Com a cotação média de abril em R$ 9,63, o rendimento do RBVA11 implica Dividend Yield mensal próximo de 0,93%. Para pessoas físicas, os proventos de FIIs seguem isentos de Imposto de Renda sob a legislação atual, o que torna a remuneração líquida mais atrativa frente a alternativas tributadas.

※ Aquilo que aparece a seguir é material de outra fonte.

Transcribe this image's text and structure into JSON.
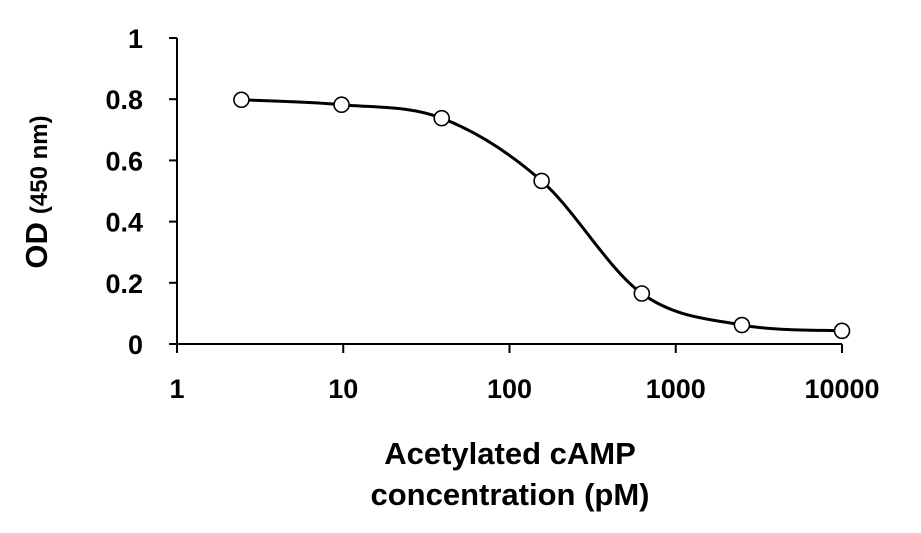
{
  "chart_data": {
    "type": "scatter",
    "title": "",
    "xlabel_lines": [
      "Acetylated cAMP",
      "concentration (pM)"
    ],
    "ylabel_main": "OD",
    "ylabel_unit": "(450 nm)",
    "x_scale": "log",
    "xlim": [
      1,
      10000
    ],
    "ylim": [
      0,
      1
    ],
    "x_ticks": [
      1,
      10,
      100,
      1000,
      10000
    ],
    "x_tick_labels": [
      "1",
      "10",
      "100",
      "1000",
      "10000"
    ],
    "y_ticks": [
      0,
      0.2,
      0.4,
      0.6,
      0.8,
      1
    ],
    "y_tick_labels": [
      "0",
      "0.2",
      "0.4",
      "0.6",
      "0.8",
      "1"
    ],
    "grid": false,
    "legend": "none",
    "line_color": "#000000",
    "marker_fill": "#ffffff",
    "series": [
      {
        "points": [
          {
            "x": 2.44,
            "y": 0.798
          },
          {
            "x": 9.77,
            "y": 0.782
          },
          {
            "x": 39.1,
            "y": 0.738
          },
          {
            "x": 156,
            "y": 0.533
          },
          {
            "x": 625,
            "y": 0.165
          },
          {
            "x": 2500,
            "y": 0.062
          },
          {
            "x": 10000,
            "y": 0.043
          }
        ]
      }
    ]
  }
}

A gestão também reportou a conclusão da venda de um imóvel na Av. Senador Queiróz, em São Paulo, por R$ 10,5 milhões, equivalente a R$ 7.256,39 por metro quadrado. A transação gerou lucro de R$ 3,6 milhões, ou cerca de R$ 0,02 por cota, com preço 63% acima do custo de aquisição.

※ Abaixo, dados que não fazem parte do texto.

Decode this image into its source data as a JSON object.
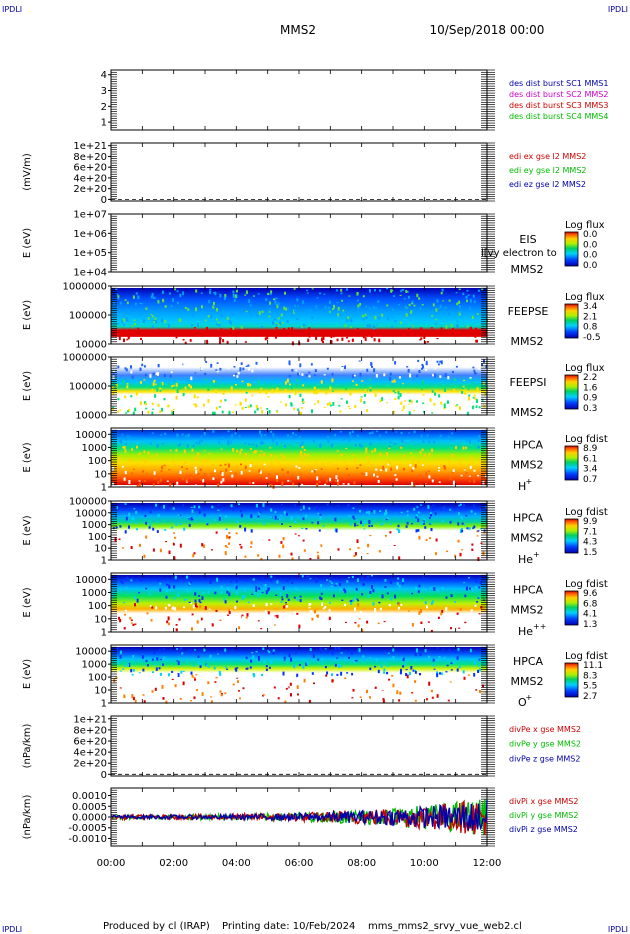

O desempenho da alienação resultou em TIR de 15,4% ao ano ao longo de 14 anos. Este foi o 32º desinvestimento desde 2019, somando R$ 309,6 milhões em vendas e R$ 104 milhões em lucros acumulados. O histórico indica disciplina alocativa e reciclagem ativa do portfólio.
O fundo imobiliário RBVA11 mantém 70 imóveis nos segmentos Varejo e Varejo Triple A, apoiados por 69 contratos de locação. A Caixa Econômica Federal lidera com 19 contratos, seguida pelo Pão de Açúcar com 8 unidades, além de locatários como Itaú, Renner, Panvel e Centauro.

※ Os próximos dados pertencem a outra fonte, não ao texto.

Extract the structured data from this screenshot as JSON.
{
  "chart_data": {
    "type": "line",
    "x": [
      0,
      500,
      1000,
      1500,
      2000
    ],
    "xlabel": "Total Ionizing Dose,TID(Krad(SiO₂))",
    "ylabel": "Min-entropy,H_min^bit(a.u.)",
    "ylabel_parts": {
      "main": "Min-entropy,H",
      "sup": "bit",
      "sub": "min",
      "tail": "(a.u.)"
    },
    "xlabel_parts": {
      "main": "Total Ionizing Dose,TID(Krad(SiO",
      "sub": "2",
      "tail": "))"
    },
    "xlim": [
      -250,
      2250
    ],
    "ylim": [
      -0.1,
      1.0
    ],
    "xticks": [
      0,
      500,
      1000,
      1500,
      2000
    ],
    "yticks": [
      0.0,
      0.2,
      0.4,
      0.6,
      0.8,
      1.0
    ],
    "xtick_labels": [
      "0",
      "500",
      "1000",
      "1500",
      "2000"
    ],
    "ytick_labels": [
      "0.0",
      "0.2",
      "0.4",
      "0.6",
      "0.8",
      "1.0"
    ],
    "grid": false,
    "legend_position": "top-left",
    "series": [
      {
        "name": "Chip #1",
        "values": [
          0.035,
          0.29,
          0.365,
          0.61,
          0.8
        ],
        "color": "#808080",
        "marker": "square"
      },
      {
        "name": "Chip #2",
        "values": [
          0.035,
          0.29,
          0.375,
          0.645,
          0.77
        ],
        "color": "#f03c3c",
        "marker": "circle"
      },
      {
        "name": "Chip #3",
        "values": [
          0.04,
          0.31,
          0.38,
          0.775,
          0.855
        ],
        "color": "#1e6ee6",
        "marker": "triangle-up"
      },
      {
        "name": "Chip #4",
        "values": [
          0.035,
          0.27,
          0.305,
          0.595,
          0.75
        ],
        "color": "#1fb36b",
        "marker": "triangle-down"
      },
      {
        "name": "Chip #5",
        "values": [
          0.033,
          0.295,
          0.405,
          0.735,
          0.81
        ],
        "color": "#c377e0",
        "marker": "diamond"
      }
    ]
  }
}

O fundo possui 13 imóveis vagos, enquanto a carteira também inclui participações em FIIs, como Legatus (LASC11) e Pátio Higienópolis (SHPH11). O ativo total soma R$ 1,904 bilhão, distribuído entre imóveis (R$ 1,742 bilhão), FIIs (R$ 65,19 mil), renda fixa e caixa (R$ 40,99 milhões) e valores a receber (R$ 55,37 milhões). Assim, os dividendos do RBVA11 tendem a refletir a combinação de renda recorrente, reciclagem de ativos e gestão de caixa.